Он решил не будить Степанка и дать ему как следует отдохнуть, так как боялся, что иначе Степанок не в силах будет продолжать завтра путь. Об этом завтрашнем пути Глебка и думал, засыпая.

Спал он крепко и долго, и когда проснулся, было уже совсем светло. Если в эту тёмную зимнюю пору в глухом бору настало светлое утро, значит времени уже очень много. Глебка выбранил себя засоней и, схватив ружьё, выскочил наружу.

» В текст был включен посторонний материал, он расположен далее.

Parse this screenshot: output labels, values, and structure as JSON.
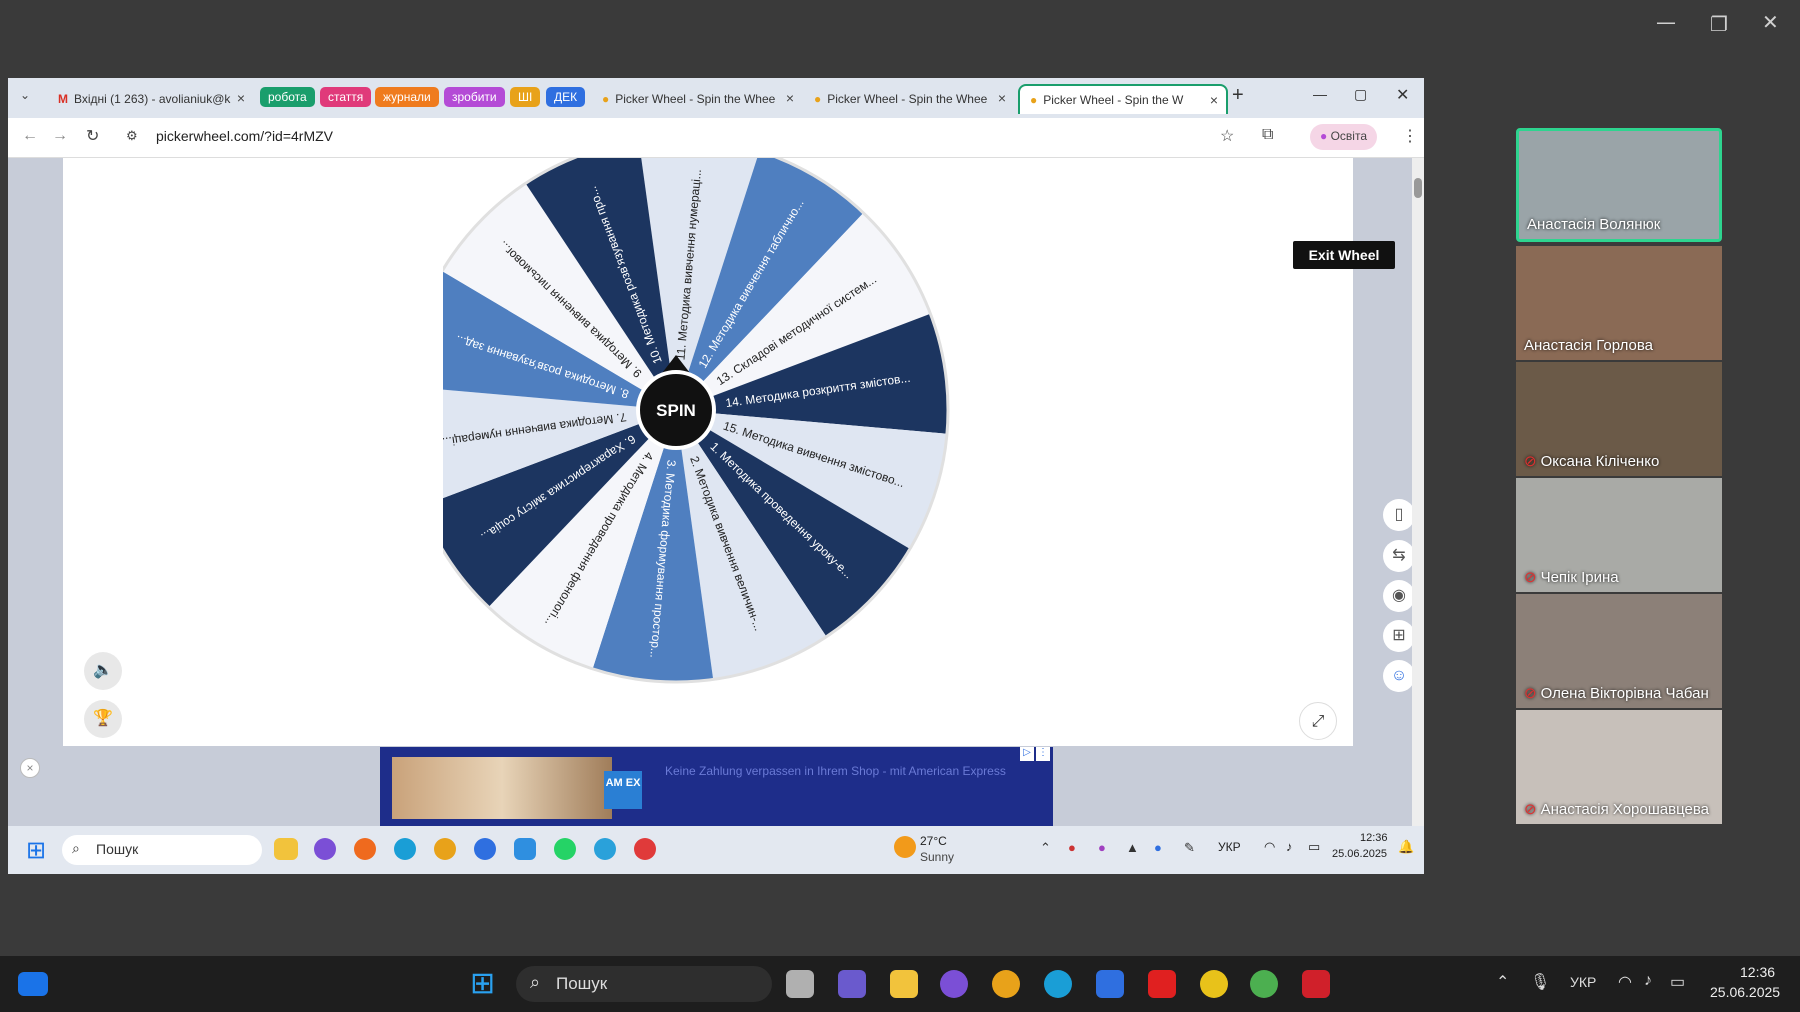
{
  "zoom_window": {
    "controls": [
      "—",
      "❐",
      "✕"
    ]
  },
  "browser": {
    "tabs": [
      {
        "label": "Вхідні (1 263) - avolianiuk@k",
        "active": false
      },
      {
        "label": "Picker Wheel - Spin the Whee",
        "active": false
      },
      {
        "label": "Picker Wheel - Spin the Whee",
        "active": false
      },
      {
        "label": "Picker Wheel - Spin the W",
        "active": true
      }
    ],
    "bookmark_chips": [
      {
        "label": "робота",
        "color": "#1a9e6c"
      },
      {
        "label": "стаття",
        "color": "#e03a7a"
      },
      {
        "label": "журнали",
        "color": "#ef7b1e"
      },
      {
        "label": "зробити",
        "color": "#b44bd6"
      },
      {
        "label": "ШІ",
        "color": "#e8a21a"
      },
      {
        "label": "ДЕК",
        "color": "#2f6fe0"
      }
    ],
    "url": "pickerwheel.com/?id=4rMZV",
    "profile_label": "Освіта"
  },
  "page": {
    "exit_button": "Exit Wheel",
    "spin_label": "SPIN",
    "wheel_items": [
      "11. Методика вивчення нумераці...",
      "12. Методика вивчення таблично...",
      "13. Складові методичної систем...",
      "14. Методика розкриття змістов...",
      "15. Методика вивчення змістово...",
      "1. Методика проведення уроку-е...",
      "2. Методика вивчення величин-...",
      "3. Методика формування простор...",
      "4. Методика проведення фенологі...",
      "6. Характеристика змісту соціа...",
      "7. Методика вивчення нумераці...",
      "8. Методика розв'язування зад...",
      "9. Методика вивчення письмовог...",
      "10. Методика розв'язування про..."
    ],
    "wheel_colors": [
      "#dfe6f2",
      "#4f7fc0",
      "#f5f6fa",
      "#1c3560",
      "#dfe6f2",
      "#1c3560",
      "#dfe6f2",
      "#4f7fc0",
      "#f5f6fa",
      "#1c3560",
      "#dfe6f2",
      "#4f7fc0",
      "#f5f6fa",
      "#1c3560"
    ],
    "ad_text": "Keine Zahlung verpassen in Ihrem Shop - mit American Express",
    "ad_logo": "AM EX"
  },
  "inner_taskbar": {
    "search_placeholder": "Пошук",
    "weather_temp": "27°C",
    "weather_desc": "Sunny",
    "lang": "УКР",
    "time": "12:36",
    "date": "25.06.2025"
  },
  "participants": [
    {
      "name": "Анастасія Волянюк",
      "muted": false,
      "active": true,
      "bg": "#9aa4a8"
    },
    {
      "name": "Анастасія Горлова",
      "muted": false,
      "active": false,
      "bg": "#8a6a55"
    },
    {
      "name": "Оксана Кіліченко",
      "muted": true,
      "active": false,
      "bg": "#6b5a48"
    },
    {
      "name": "Чепік Ірина",
      "muted": true,
      "active": false,
      "bg": "#a9aaa6"
    },
    {
      "name": "Олена Вікторівна Чабан",
      "muted": true,
      "active": false,
      "bg": "#8c8078"
    },
    {
      "name": "Анастасія Хорошавцева",
      "muted": true,
      "active": false,
      "bg": "#c7c0ba"
    }
  ],
  "outer_taskbar": {
    "search_placeholder": "Пошук",
    "lang": "УКР",
    "time": "12:36",
    "date": "25.06.2025"
  }
}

Лес встретил его морозной свежестью, покоем, тишиной. Всё в нём было сейчас светло и точно приготовлено к какому-то торжественному празднику. Столетние сосны стояли как молоденькие невесты, прямые, в белых кудерьках инея. Даже чёрные мохнатые ели, казавшиеся вчера бесформенными и мрачными, сегодня стояли, как на параде, стройными стрельчатыми пирамидами. Под ними, насколько хватал глаз, ослепительно белело бескрайнее снежное поле, подведённое синими тенями. И над всем этим стояло высокое морозное небо.

На минуту Глебка затих, будто слившись с этой торжественной тишиной зимнего утра. Но тут же набежали заботливые мысли, и первой была мысль о Степанке. Как-то он? Как у него с растёртой ногой?

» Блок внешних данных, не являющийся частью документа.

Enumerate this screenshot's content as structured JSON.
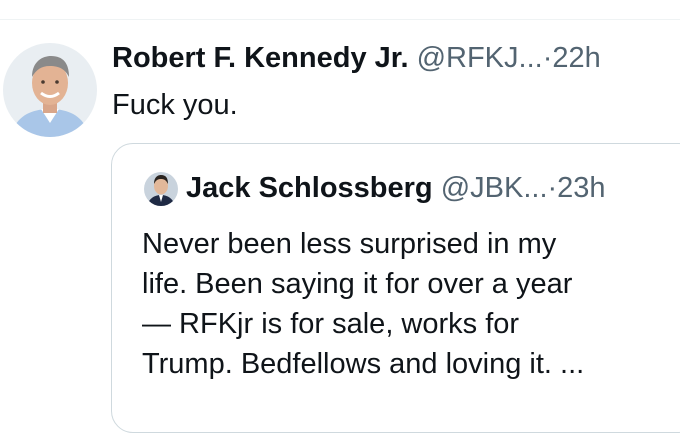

Глебка огляделся, ища товарища глазами. Его не было ни возле шалаша, нигде поблизости. Глебка сунулся обратно в шалаш.

- Ты тут что ли?

Ответа не было. Глебка выпрямился и закричал на весь лес:

— Э-эй! Э-эй! Степано-о-о-ок!

Лес раскатисто ухнул в ответ: «О-о-ок!» Но Степанок не откликнулся. И вдруг Глебка заметил, что возле шалаша воткнута в снег всего одна пара лыж. С вечера их было две пары, а сейчас — одна.

Глебка вздрогнул. Он посмотрел на свои лыжи и как-то не сразу смог понять, куда же девались лыжи Степанка. Потом взгляд его упал на свежую лыжню, проложенную по пробитому вчера рваному следу. Лыжня тянулась к северу, то есть туда, обратно, к Воронихе, где утренние дымки над коньками изб, теплое мычание коров, жарко топящаяся печь я шершавые, но ласковые руки Ульяны, мамки Степанка!..

«Так вот оно что! Не выдержал, выходит. На попятный двор. Эх, Степанок, Степанок, дружок закадычный. Как же ты мог такое сделать?»

Глебка стоял несколько минут, как оглушённый, сгорбясь, нахохлившись, глядя на убегавшую вдаль лыжню… Значит, теперь один. Совсем один…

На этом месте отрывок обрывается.